DAMASCUS: Syrian Kurdish leader Mazloum Abdi said Thursday that “all efforts” were being made to prevent the collapse of talks on an agreement with Damascus to integrate his forces into the central government.
The remarks came days after Aleppo saw deadly clashes between the two sides before their respective leaders ordered a ceasefire.
In March, Abdi signed a deal with Syrian President Ahmed Al-Sharaa to merge the Kurds’ semi-autonomous administration into the government by year’s end, but differences have held up its implementation.
Abdi said the Syrian Democratic Forces (SDF), the Kurds’ de facto army, remained committed to the deal, adding in a statement that the two sides were working toward “mutual understanding” on military integration and counter-terrorism, and pledging further meetings with Damascus.
Downplaying the year-end deadline, he said the deal “did not specify a time limit for its ending or for the return to military solutions.”

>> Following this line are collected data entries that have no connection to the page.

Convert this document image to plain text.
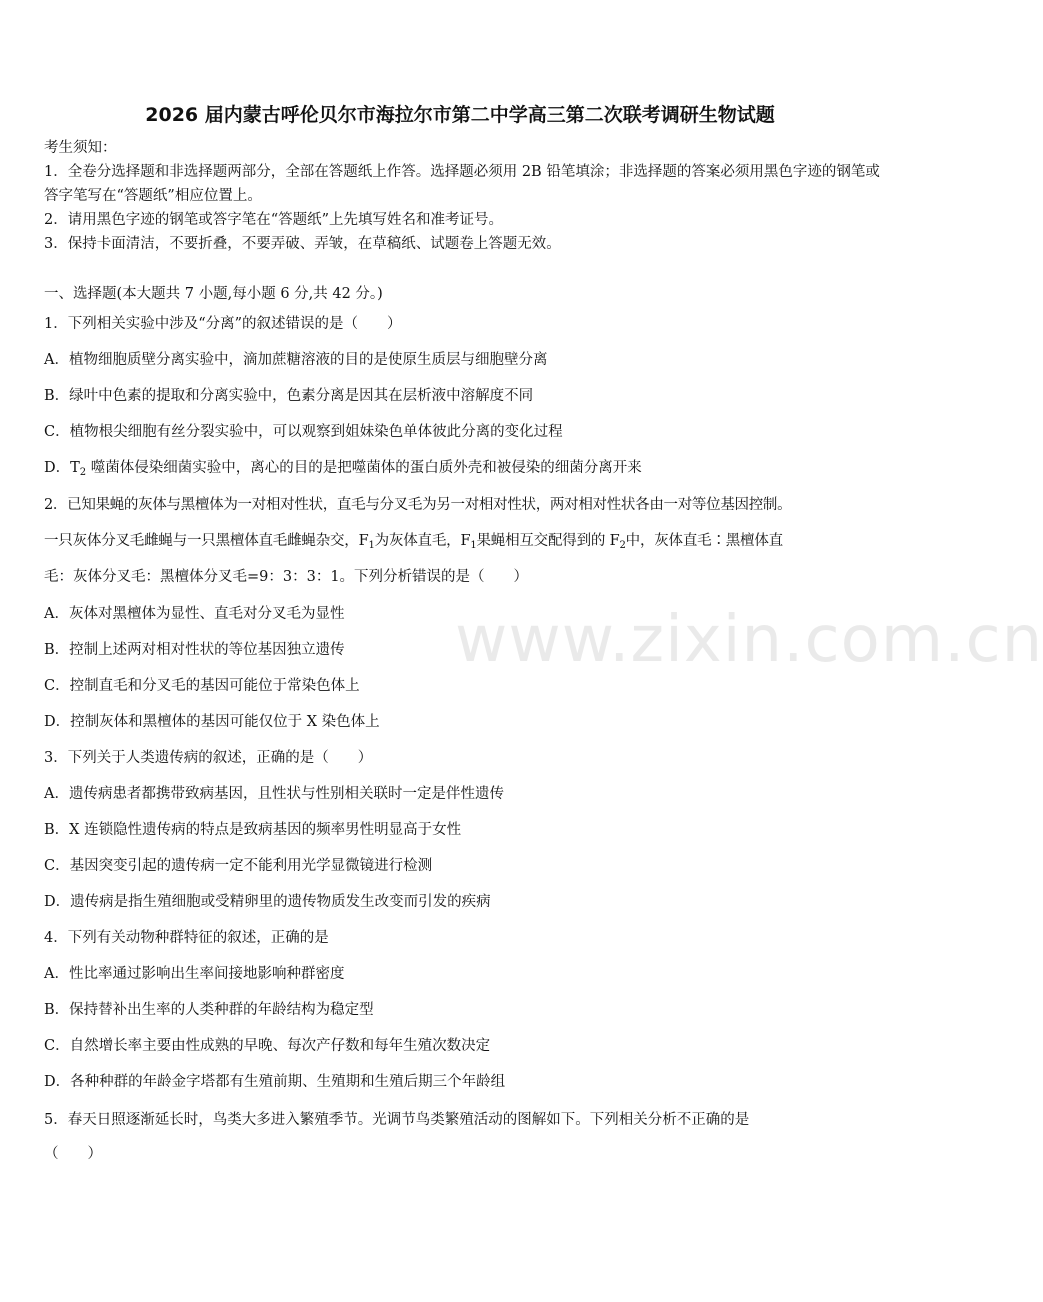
2026 届内蒙古呼伦贝尔市海拉尔市第二中学高三第二次联考调研生物试题
考生须知：
1．全卷分选择题和非选择题两部分，全部在答题纸上作答。选择题必须用 2B 铅笔填涂；非选择题的答案必须用黑色字迹的钢笔或答字笔写在“答题纸”相应位置上。
2．请用黑色字迹的钢笔或答字笔在“答题纸”上先填写姓名和准考证号。
3．保持卡面清洁，不要折叠，不要弄破、弄皱，在草稿纸、试题卷上答题无效。
一、选择题(本大题共 7 小题,每小题 6 分,共 42 分。)
1．下列相关实验中涉及“分离”的叙述错误的是（　　）
A．植物细胞质壁分离实验中，滴加蔗糖溶液的目的是使原生质层与细胞壁分离
B．绿叶中色素的提取和分离实验中，色素分离是因其在层析液中溶解度不同
C．植物根尖细胞有丝分裂实验中，可以观察到姐妹染色单体彼此分离的变化过程
D．$T_2$ 噬菌体侵染细菌实验中，离心的目的是把噬菌体的蛋白质外壳和被侵染的细菌分离开来
2．已知果蝇的灰体与黑檀体为一对相对性状，直毛与分叉毛为另一对相对性状，两对相对性状各由一对等位基因控制。
一只灰体分叉毛雌蝇与一只黑檀体直毛雌蝇杂交，$F_1$为灰体直毛，$F_1$果蝇相互交配得到的 $F_2$中，灰体直毛∶黑檀体直
毛：灰体分叉毛：黑檀体分叉毛=9：3：3：1。下列分析错误的是（　　）
A．灰体对黑檀体为显性、直毛对分叉毛为显性
B．控制上述两对相对性状的等位基因独立遗传
C．控制直毛和分叉毛的基因可能位于常染色体上
D．控制灰体和黑檀体的基因可能仅位于 X 染色体上
3．下列关于人类遗传病的叙述，正确的是（　　）
A．遗传病患者都携带致病基因，且性状与性别相关联时一定是伴性遗传
B．X 连锁隐性遗传病的特点是致病基因的频率男性明显高于女性
C．基因突变引起的遗传病一定不能利用光学显微镜进行检测
D．遗传病是指生殖细胞或受精卵里的遗传物质发生改变而引发的疾病
4．下列有关动物种群特征的叙述，正确的是
A．性比率通过影响出生率间接地影响种群密度
B．保持替补出生率的人类种群的年龄结构为稳定型
C．自然增长率主要由性成熟的早晚、每次产仔数和每年生殖次数决定
D．各种种群的年龄金字塔都有生殖前期、生殖期和生殖后期三个年龄组
5．春天日照逐渐延长时，鸟类大多进入繁殖季节。光调节鸟类繁殖活动的图解如下。下列相关分析不正确的是
（　　）
www.zixin.com.cn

He added that “all efforts are being made to prevent the collapse of this process” and that he considered failure unlikely.
Abdi also repeated the SDF’s demand for decentralization, which has been rejected by Syria’s Islamist authorities, who took power after ousting longtime ruler Bashar Assad last year.
Turkiye, an important ally of Syria’s new leaders, sees the presence of Kurdish forces on its border as a security threat.
In Damascus this week, Turkish Foreign Minister Hakan Fidan stressed the importance of the Kurds’ integration, having warned the week before that patience with the SDF “is running out.”
The SDF control large swathes of the country’s oil-rich north and northeast, and with the support of a US-led international coalition, were integral to the territorial defeat of the Daesh group in Syria in 2019.
Syria last month joined the anti-IS coalition and has announced operations against the jihadist group in recent days.